Founded in 1996, Grasp Technologies is the leading provider of travel data management, visualization and payment solutions in the T&E industry. Initially founded to address the critical need for customized reporting and data management in the travel industry, we’ve held to our belief in helping our customers thrive and to succeed by transforming data into useful intelligence.

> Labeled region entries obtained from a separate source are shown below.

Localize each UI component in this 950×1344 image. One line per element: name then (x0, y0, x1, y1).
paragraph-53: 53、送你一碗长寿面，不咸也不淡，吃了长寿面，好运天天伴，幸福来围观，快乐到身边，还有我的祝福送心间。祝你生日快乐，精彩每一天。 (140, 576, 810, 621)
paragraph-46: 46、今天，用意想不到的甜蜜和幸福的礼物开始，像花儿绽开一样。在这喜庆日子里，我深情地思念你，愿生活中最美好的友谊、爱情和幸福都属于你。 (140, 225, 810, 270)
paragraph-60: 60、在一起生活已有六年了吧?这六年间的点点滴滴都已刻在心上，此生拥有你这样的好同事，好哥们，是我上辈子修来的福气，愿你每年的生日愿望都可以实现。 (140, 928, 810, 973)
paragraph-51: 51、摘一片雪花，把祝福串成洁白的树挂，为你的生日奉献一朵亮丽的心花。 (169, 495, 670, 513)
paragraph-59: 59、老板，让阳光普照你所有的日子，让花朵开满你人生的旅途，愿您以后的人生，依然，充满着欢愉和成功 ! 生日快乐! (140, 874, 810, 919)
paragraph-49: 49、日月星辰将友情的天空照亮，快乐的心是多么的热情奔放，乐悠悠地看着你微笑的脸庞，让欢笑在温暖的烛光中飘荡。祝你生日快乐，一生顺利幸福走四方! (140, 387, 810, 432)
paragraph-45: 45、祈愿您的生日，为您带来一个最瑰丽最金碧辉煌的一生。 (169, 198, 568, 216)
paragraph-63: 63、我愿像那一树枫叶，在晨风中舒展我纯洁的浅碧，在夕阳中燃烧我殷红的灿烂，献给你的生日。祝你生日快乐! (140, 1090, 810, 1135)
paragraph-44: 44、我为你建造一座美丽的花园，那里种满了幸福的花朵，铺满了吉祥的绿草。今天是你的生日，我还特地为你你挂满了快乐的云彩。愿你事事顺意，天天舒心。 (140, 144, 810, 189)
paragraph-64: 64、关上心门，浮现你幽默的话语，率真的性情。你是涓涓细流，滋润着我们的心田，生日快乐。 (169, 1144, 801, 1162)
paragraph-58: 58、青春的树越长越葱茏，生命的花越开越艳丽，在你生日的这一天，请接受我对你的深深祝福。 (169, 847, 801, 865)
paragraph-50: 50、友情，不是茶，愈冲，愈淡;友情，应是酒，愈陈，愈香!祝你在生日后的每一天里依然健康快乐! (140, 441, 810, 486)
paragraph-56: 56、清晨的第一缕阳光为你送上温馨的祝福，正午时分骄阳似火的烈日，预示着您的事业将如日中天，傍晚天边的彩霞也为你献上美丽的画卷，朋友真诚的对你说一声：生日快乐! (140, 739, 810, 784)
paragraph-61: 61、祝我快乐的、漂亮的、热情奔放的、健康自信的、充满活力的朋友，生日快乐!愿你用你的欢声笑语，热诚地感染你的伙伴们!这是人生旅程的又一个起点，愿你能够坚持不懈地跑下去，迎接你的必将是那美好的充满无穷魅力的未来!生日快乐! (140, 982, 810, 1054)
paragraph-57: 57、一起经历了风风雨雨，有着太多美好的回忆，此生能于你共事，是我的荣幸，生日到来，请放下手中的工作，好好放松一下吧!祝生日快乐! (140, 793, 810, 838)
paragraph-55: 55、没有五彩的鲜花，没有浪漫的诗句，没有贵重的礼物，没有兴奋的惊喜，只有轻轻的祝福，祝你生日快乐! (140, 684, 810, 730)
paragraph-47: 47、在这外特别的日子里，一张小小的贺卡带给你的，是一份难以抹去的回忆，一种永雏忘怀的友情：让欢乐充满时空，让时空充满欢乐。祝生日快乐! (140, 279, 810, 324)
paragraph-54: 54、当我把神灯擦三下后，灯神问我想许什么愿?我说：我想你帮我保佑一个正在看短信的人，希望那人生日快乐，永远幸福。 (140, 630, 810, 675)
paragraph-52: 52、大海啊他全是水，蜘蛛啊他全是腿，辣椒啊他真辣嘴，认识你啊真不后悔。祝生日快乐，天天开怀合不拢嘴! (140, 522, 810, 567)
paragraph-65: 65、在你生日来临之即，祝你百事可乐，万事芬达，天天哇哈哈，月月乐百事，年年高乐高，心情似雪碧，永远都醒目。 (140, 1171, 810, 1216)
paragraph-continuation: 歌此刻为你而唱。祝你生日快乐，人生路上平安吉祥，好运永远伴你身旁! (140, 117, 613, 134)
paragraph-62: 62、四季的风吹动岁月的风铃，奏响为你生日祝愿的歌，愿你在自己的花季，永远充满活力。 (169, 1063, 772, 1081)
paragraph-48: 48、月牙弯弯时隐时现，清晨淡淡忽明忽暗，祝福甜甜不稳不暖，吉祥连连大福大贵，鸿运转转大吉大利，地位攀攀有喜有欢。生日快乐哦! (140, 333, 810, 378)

Throughout our years in business, we’ve engineered cutting-edge travel data management, integration, intelligence and consolidation solutions for client companies of all sizes – sometimes even outside of the travel industry. Our growing suite of products and service tailor to specific business needs. We are obsessed with solving complex problems in aggregating, consolidating, normalizing, translating, cleaning and visualizing data for travel agencies/TMCs, corporations, governments, and other technology providers around the world. Our state-of-the-art solutions have been implemented in more than 100 countries to improve business intelligence and process efficiency. All leading to more profitable clients who can focus on top-line growth. We have grown in excess of 50% year over year for the last decade with back-to-back positions on Inc Magazine’s List of 5000 Fastest Growing Companies.


We have defined many of the industry’s best practices in travel data management, global data consolidation and data bridging in T&E and serve many of the global leading financial institutions and corporations. That’s why many travel management companies, corporations and corporate travel departments turn to Grasp Technologies to manage their complicated data. We believe that with happy customers and happy employees, everyone wins.